Earnings supported by sale of financial investments and lower provisions amid a drop in margins; LDR declines

CIB 1Q21 net profit recorded EGP2.87 billion (-1% q/q, -20% y/y) and only 1% higher than our estimates for the quarter of EGP2.85 million. Profits failed to grow sequentially as a result of a drop in margins, as high-yield bonds mature and rates normalize to the market average, which was compensated for by profits realized from the sale of financial investments, lower provisions (-39% q/q), and lower OPEX (-6% q/q).

Loans inched up by 1.5% q/q, slightly higher than the average of the past four quarters of 1.0%, mainly driven by LC extended facilities offsetting FC loan repayments.  Deposits expanded by 7.4%, triggered by both LC and FC funds, pushing LDR ratio down to 38% (-2.2 pps q/q).

1Q21 results key takeaways were:

  • Net interest margin (NIM) plunged by 105bps as high yield bonds mature but continues to stand above the 500 bps recording 5.8% in 1Q21. Treasury exposure increased amid weak lending, to stand at 41% of total assets (+2.7 pps q/q).

  • Non-interest income surged sequentially driven by investment income (related to sale of financial investments) while fees and commission income waned.
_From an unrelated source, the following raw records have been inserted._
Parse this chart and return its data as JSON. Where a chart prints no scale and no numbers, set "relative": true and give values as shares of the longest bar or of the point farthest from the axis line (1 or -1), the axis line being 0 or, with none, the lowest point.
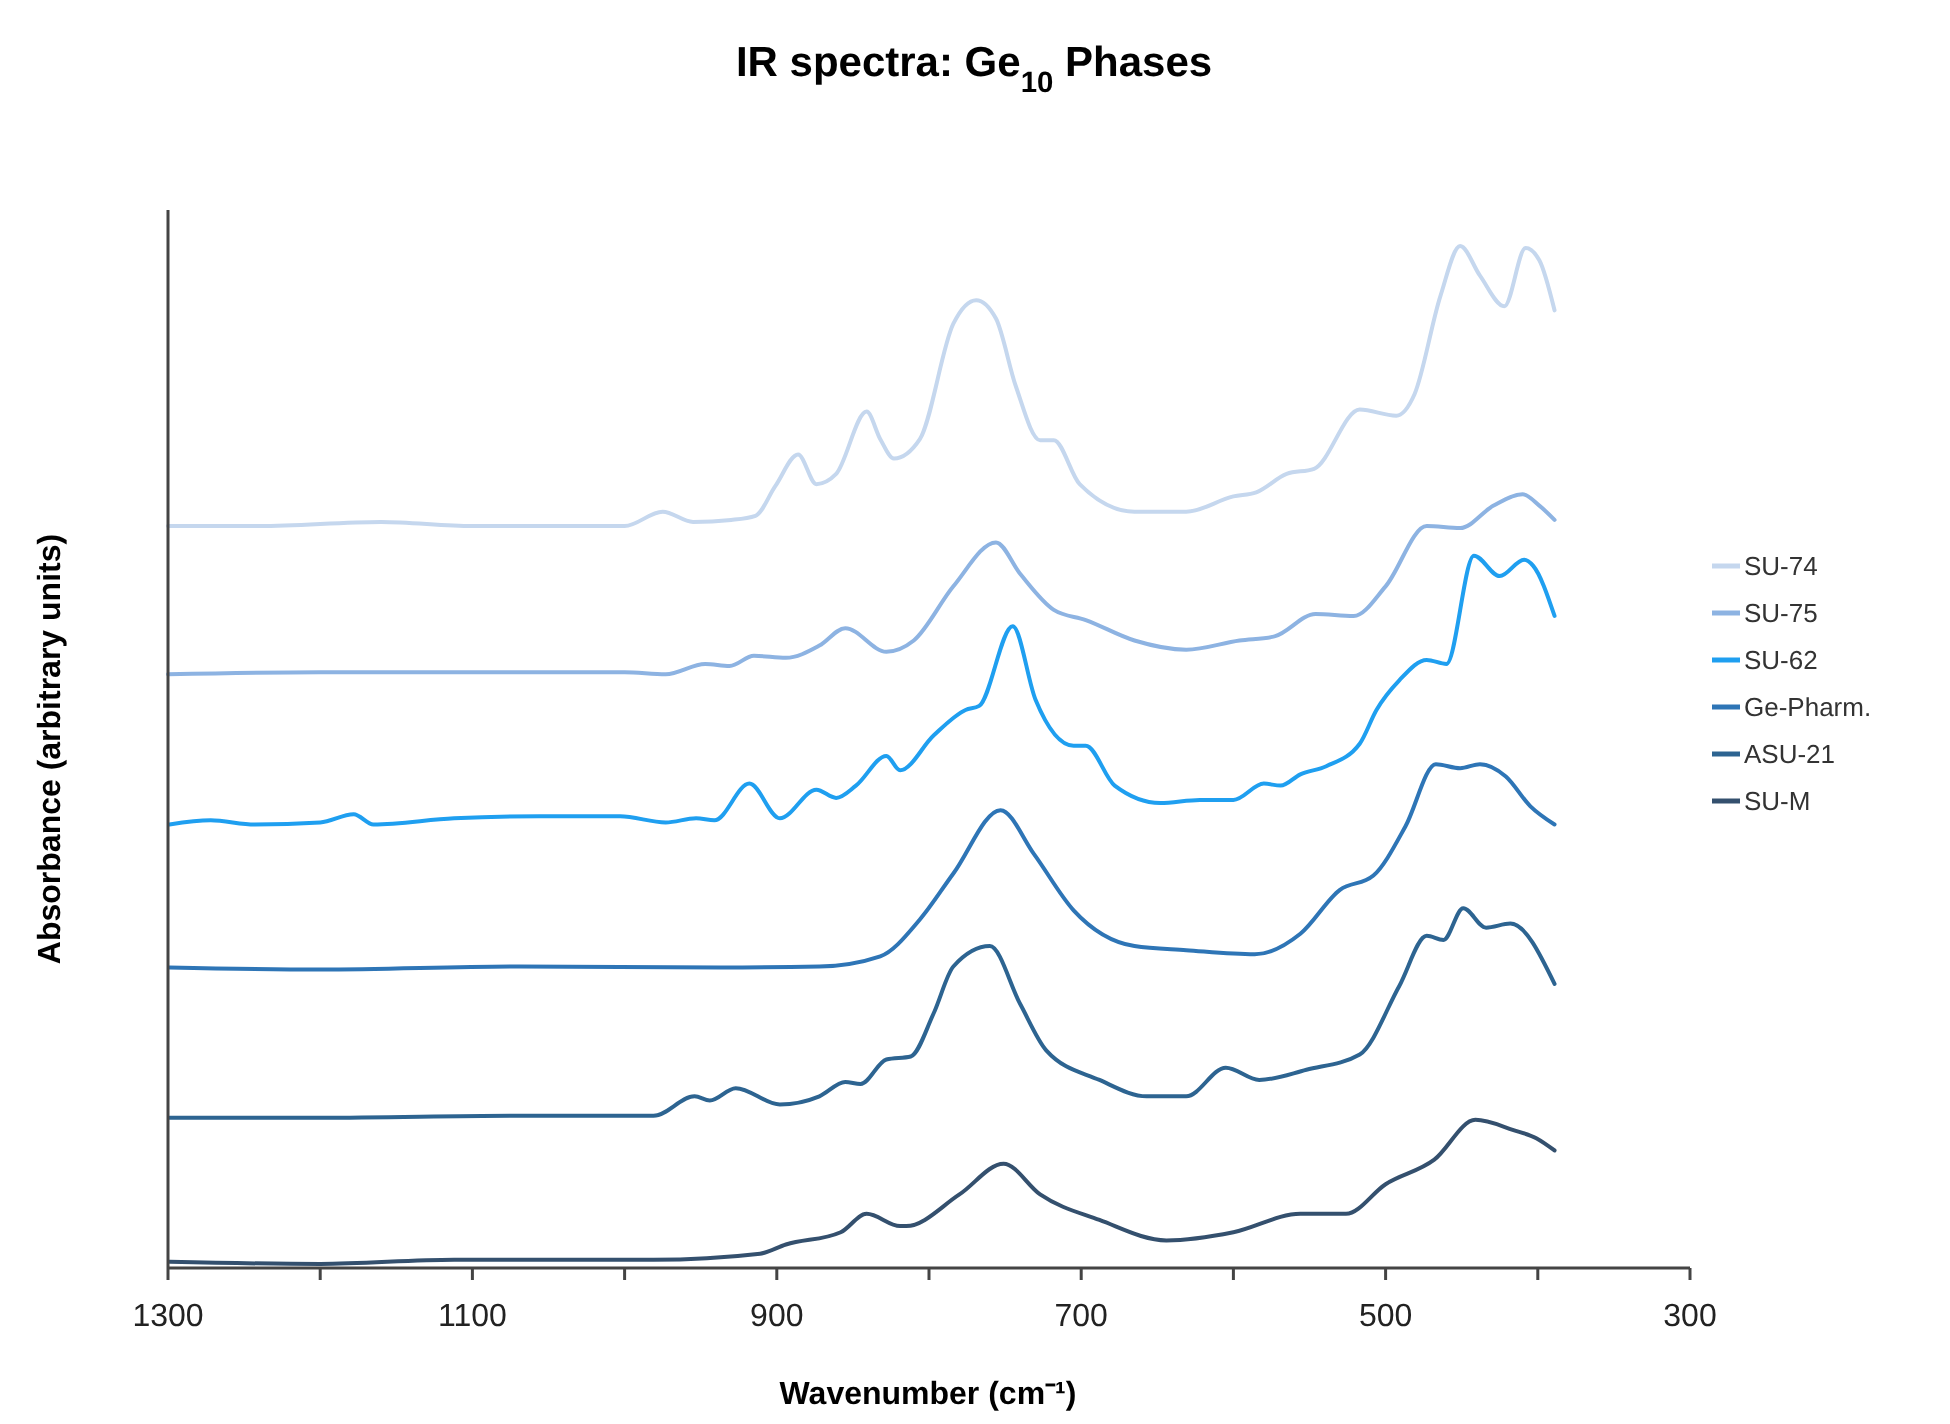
{
  "chart_data": {
    "type": "line",
    "title": "IR spectra: Ge$_{10}$ Phases",
    "xlabel": "Wavenumber (cm⁻¹)",
    "ylabel": "Absorbance (arbitrary units)",
    "relative": true,
    "xlim": [
      1300,
      300
    ],
    "xticks": [
      1300,
      {
        "value": 1200,
        "label": null
      },
      1100,
      {
        "value": 1000,
        "label": null
      },
      900,
      {
        "value": 800,
        "label": null
      },
      700,
      {
        "value": 600,
        "label": null
      },
      500,
      {
        "value": 400,
        "label": null
      },
      300
    ],
    "legend": "right",
    "grid": false,
    "marker": "none",
    "line_style": "solid",
    "series": [
      {
        "name": "SU-74",
        "color": "#c5d7ee",
        "x": [
          1300,
          1240,
          1160,
          1100,
          1040,
          1000,
          975,
          955,
          930,
          914,
          901,
          886,
          874,
          861,
          841,
          832,
          823,
          806,
          784,
          769,
          756,
          743,
          727,
          718,
          701,
          665,
          631,
          600,
          585,
          565,
          547,
          517,
          493,
          481,
          464,
          451,
          438,
          422,
          408,
          399,
          389
        ],
        "values": [
          0.726,
          0.726,
          0.73,
          0.726,
          0.726,
          0.726,
          0.74,
          0.73,
          0.732,
          0.736,
          0.765,
          0.796,
          0.767,
          0.777,
          0.838,
          0.811,
          0.792,
          0.811,
          0.924,
          0.947,
          0.929,
          0.863,
          0.81,
          0.81,
          0.767,
          0.74,
          0.74,
          0.755,
          0.759,
          0.777,
          0.782,
          0.84,
          0.834,
          0.855,
          0.951,
          1.0,
          0.971,
          0.941,
          0.998,
          0.986,
          0.937
        ]
      },
      {
        "name": "SU-75",
        "color": "#8db3e2",
        "x": [
          1300,
          1200,
          1100,
          1000,
          973,
          947,
          931,
          915,
          894,
          872,
          855,
          828,
          810,
          784,
          756,
          740,
          718,
          697,
          665,
          631,
          596,
          573,
          546,
          521,
          500,
          473,
          451,
          429,
          410,
          399,
          389
        ],
        "values": [
          0.581,
          0.583,
          0.583,
          0.583,
          0.581,
          0.591,
          0.589,
          0.599,
          0.597,
          0.609,
          0.626,
          0.603,
          0.614,
          0.667,
          0.71,
          0.679,
          0.644,
          0.634,
          0.614,
          0.605,
          0.614,
          0.618,
          0.64,
          0.638,
          0.667,
          0.726,
          0.724,
          0.746,
          0.757,
          0.746,
          0.732
        ]
      },
      {
        "name": "SU-62",
        "color": "#1f9ff0",
        "x": [
          1299,
          1272,
          1243,
          1200,
          1178,
          1165,
          1112,
          1056,
          1003,
          973,
          953,
          941,
          918,
          898,
          874,
          861,
          848,
          828,
          819,
          797,
          776,
          767,
          745,
          730,
          705,
          697,
          678,
          648,
          622,
          600,
          580,
          569,
          556,
          539,
          517,
          506,
          491,
          473,
          460,
          442,
          425,
          409,
          403,
          389
        ],
        "values": [
          0.434,
          0.438,
          0.434,
          0.436,
          0.444,
          0.434,
          0.44,
          0.442,
          0.442,
          0.436,
          0.44,
          0.438,
          0.474,
          0.44,
          0.468,
          0.46,
          0.472,
          0.501,
          0.487,
          0.521,
          0.546,
          0.55,
          0.628,
          0.556,
          0.511,
          0.511,
          0.472,
          0.455,
          0.458,
          0.458,
          0.474,
          0.472,
          0.483,
          0.491,
          0.513,
          0.546,
          0.575,
          0.595,
          0.591,
          0.697,
          0.677,
          0.693,
          0.687,
          0.638
        ]
      },
      {
        "name": "Ge-Pharm.",
        "color": "#2e75b6",
        "x": [
          1299,
          1200,
          1069,
          937,
          872,
          832,
          806,
          784,
          753,
          731,
          705,
          665,
          631,
          586,
          556,
          530,
          508,
          487,
          467,
          451,
          438,
          421,
          405,
          389
        ],
        "values": [
          0.294,
          0.292,
          0.295,
          0.294,
          0.295,
          0.305,
          0.341,
          0.386,
          0.448,
          0.405,
          0.35,
          0.315,
          0.311,
          0.307,
          0.327,
          0.37,
          0.384,
          0.432,
          0.493,
          0.489,
          0.493,
          0.481,
          0.452,
          0.434
        ]
      },
      {
        "name": "ASU-21",
        "color": "#2d6491",
        "x": [
          1299,
          1200,
          1069,
          981,
          954,
          944,
          927,
          898,
          872,
          855,
          845,
          828,
          812,
          797,
          784,
          760,
          740,
          723,
          688,
          657,
          631,
          605,
          583,
          552,
          517,
          491,
          473,
          462,
          449,
          434,
          418,
          389
        ],
        "values": [
          0.147,
          0.147,
          0.149,
          0.149,
          0.168,
          0.164,
          0.176,
          0.16,
          0.168,
          0.182,
          0.18,
          0.204,
          0.207,
          0.249,
          0.295,
          0.315,
          0.258,
          0.213,
          0.184,
          0.168,
          0.168,
          0.196,
          0.184,
          0.194,
          0.209,
          0.276,
          0.325,
          0.321,
          0.352,
          0.333,
          0.337,
          0.278
        ]
      },
      {
        "name": "SU-M",
        "color": "#34506e",
        "x": [
          1299,
          1200,
          1112,
          981,
          911,
          894,
          858,
          841,
          819,
          815,
          780,
          751,
          727,
          688,
          644,
          600,
          556,
          526,
          500,
          468,
          441,
          416,
          401,
          389
        ],
        "values": [
          0.006,
          0.004,
          0.008,
          0.008,
          0.014,
          0.023,
          0.035,
          0.053,
          0.041,
          0.041,
          0.072,
          0.102,
          0.072,
          0.047,
          0.027,
          0.035,
          0.053,
          0.053,
          0.082,
          0.106,
          0.145,
          0.135,
          0.127,
          0.115
        ]
      }
    ]
  }
}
Thus, non-interest income to operating income improved to stand at 17% in 1Q21 (+3.3 pps q/q).

  • Efficiency weakened slightly where the cost to income ratio recorded 30% (+19 bps) as operating income declined faster than operating expenses and filtered into a declining operating profit by -7% q/q.

  • Non-Performing-Loans (NPL) ratio slightly deteriorated (+14 bps) to 4.4% but with more than adequate provisions coverage of 279% (-2 pps q/q). 

  • Cost of risk came in at 137 bps lower than the previous quarter, recording 2.0% versus an average of 3.8% over the past three quarters. 

  • Effective tax rate recorded 30% (+1.3 pps q/q) versus an average of 33.5% over the past four quarters.

  • Lending grew slightly for the third quarter straight (+1.5% q/q). Deposit growth recorded a solid 7% q/q in 1Q21. The loan to deposit ratio (LDR) decreased by 217 bps to stand at 38% as of Mar-end 2021.

  • CAR strengthened to stand at 31.5% (+9 bps) as of Mar-end 2021. 

COMI trading at multiples below its historical average​

The stock is trading at P/E 2021 of 7.7x and P/B 2021 of 1.2x. P/B is below its historical average P/B of 2.8x between 2004-2019. Egypt banking sector average multiples stand at 4.4x P/E 2021 and 0.6x P/B 2021.